Grundsätzlich gilt die eiserne Regel: Fahr am besten ganz früh am Morgen oder spät am Abend los. Bei schönem Wetter musst du auf den Schweizer Strassen ohnehin mit mehr Verkehr rechnen.

Die Rückreise im August

Ab dem 9. August startet der grosse Rückreiseverkehr in Richtung Norden, der bis Ende Monat andauert. Auch am Gotthard-Südportal dürften die Staus dann regelmässig an der Zehn-Kilometer-Marke kratzen.

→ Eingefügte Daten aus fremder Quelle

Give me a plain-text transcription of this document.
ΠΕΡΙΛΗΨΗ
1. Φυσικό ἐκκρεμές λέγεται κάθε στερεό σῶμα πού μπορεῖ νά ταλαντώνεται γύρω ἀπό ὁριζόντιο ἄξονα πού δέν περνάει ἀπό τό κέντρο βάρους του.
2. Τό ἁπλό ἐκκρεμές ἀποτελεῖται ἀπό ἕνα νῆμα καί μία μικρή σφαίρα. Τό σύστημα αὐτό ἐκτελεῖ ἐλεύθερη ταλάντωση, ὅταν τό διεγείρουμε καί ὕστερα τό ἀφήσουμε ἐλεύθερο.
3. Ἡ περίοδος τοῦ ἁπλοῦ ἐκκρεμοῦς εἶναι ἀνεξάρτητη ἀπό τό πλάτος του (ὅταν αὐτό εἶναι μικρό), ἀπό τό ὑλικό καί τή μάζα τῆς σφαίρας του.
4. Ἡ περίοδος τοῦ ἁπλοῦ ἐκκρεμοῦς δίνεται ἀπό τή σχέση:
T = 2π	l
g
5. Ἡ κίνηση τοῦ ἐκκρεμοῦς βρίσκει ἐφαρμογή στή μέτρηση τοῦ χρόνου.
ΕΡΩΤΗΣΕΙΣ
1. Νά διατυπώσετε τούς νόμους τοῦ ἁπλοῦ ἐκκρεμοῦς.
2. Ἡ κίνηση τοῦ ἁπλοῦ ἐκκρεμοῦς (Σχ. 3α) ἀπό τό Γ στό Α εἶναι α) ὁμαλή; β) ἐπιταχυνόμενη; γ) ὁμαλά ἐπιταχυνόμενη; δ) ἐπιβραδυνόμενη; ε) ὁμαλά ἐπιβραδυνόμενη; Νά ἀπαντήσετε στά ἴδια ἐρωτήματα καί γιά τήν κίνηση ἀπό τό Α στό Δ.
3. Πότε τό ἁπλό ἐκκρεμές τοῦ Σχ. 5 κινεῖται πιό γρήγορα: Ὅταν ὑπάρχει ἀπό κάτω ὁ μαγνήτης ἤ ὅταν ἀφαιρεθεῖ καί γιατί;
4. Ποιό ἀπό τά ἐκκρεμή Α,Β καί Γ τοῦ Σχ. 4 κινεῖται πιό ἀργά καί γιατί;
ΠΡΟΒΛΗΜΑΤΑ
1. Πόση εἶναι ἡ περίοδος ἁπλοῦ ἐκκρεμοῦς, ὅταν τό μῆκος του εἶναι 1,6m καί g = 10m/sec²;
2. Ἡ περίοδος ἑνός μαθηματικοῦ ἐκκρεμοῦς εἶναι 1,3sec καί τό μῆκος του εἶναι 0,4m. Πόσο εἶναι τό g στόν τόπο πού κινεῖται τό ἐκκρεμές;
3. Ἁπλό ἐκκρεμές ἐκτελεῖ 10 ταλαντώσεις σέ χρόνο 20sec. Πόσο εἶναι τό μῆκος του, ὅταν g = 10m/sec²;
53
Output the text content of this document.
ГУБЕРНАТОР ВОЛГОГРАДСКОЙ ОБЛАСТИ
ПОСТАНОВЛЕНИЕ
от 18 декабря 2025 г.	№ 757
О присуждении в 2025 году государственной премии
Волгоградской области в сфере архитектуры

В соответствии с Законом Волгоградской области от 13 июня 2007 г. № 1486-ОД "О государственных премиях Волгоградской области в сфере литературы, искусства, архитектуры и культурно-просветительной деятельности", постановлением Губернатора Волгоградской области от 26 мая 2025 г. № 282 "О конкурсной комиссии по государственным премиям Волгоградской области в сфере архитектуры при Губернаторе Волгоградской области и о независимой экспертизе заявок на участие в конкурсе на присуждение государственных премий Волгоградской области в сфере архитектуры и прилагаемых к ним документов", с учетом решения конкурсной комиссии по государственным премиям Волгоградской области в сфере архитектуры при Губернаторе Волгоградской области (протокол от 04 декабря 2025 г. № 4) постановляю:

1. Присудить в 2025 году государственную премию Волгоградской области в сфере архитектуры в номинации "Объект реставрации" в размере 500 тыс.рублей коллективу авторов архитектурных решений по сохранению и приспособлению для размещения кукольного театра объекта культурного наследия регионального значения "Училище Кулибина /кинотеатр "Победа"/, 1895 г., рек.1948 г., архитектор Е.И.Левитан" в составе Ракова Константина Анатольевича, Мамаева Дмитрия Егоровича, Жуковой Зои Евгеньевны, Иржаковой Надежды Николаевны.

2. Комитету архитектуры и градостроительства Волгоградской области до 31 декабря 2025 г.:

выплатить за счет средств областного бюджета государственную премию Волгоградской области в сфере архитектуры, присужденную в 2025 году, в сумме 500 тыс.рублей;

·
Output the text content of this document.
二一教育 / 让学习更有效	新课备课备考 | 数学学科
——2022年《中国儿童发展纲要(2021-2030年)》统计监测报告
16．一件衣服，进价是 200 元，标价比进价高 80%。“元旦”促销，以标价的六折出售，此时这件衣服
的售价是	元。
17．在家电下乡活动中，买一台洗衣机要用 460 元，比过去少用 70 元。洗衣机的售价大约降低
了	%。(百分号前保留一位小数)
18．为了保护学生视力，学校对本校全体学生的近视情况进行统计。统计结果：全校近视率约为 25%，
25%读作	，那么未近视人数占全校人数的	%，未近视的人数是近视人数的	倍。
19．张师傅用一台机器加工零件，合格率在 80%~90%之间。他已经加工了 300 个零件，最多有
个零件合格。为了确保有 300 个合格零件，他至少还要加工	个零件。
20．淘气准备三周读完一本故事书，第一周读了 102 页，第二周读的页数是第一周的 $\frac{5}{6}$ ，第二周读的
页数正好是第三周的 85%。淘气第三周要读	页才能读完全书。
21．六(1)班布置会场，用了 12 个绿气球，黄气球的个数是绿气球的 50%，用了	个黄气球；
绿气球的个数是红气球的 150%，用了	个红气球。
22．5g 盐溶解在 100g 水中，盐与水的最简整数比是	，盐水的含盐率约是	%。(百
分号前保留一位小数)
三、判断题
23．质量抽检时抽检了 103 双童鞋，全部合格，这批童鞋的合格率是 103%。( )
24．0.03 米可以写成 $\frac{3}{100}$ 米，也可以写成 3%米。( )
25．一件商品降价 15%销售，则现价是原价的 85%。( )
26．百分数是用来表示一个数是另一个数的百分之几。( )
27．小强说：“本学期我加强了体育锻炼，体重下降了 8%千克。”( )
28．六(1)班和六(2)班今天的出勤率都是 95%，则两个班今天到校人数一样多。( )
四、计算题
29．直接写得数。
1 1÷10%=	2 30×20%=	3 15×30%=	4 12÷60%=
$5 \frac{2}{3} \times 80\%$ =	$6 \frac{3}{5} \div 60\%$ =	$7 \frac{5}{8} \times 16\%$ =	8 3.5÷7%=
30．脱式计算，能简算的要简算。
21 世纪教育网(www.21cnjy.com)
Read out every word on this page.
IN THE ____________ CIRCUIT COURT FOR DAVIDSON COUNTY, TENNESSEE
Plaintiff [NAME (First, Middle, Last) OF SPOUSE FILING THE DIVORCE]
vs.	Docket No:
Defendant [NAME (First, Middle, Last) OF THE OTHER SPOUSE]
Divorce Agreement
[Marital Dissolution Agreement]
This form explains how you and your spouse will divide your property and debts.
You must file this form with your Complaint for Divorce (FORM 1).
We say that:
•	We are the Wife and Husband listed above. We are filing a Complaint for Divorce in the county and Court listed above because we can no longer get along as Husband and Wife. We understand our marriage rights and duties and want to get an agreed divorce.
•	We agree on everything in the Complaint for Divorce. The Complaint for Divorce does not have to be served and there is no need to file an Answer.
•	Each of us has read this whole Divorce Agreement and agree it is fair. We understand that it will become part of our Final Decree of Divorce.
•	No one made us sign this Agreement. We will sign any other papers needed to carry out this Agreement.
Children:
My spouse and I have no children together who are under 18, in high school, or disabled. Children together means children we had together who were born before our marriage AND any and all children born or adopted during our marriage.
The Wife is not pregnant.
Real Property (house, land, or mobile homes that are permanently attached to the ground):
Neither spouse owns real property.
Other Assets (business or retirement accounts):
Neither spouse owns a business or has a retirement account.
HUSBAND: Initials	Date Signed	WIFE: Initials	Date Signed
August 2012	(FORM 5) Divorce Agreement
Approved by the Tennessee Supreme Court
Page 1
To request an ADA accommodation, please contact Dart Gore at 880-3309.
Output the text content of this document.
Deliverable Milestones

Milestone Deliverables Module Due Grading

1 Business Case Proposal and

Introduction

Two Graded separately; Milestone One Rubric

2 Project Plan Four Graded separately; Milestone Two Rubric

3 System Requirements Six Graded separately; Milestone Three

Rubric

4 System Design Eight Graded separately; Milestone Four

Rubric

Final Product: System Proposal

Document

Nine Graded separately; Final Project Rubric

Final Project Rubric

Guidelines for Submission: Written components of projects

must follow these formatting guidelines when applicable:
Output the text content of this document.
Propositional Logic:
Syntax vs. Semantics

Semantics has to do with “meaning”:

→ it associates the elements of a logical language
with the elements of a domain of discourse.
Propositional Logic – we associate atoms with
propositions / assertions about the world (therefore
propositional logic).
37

Die gleichen Tipps gelten auch hier: Wer nervenschonend durch den Tunnel kommen will, reist unter der Woche (Montag bis Donnerstag) und zu den Randzeiten zurück.

Lohnende Alternativen zum Gotthard

Die A13 über den San Bernardino ist die klassische Ausweichroute, besonders für Reisende aus der Ostschweiz und dem Raum Zürich. Aber Vorsicht: Auch hier kann es an Spitzentagen zu Staus kommen.

Wer aus der Westschweiz anreist, weicht am besten auf den Grossen Sankt Bernhard aus. Bei schönem Wetter locken zudem die Alpenpässe als landschaftlich reizvolle Alternativen – allen voran der Gotthard, der Grimsel, der Nufenen oder der Simplon.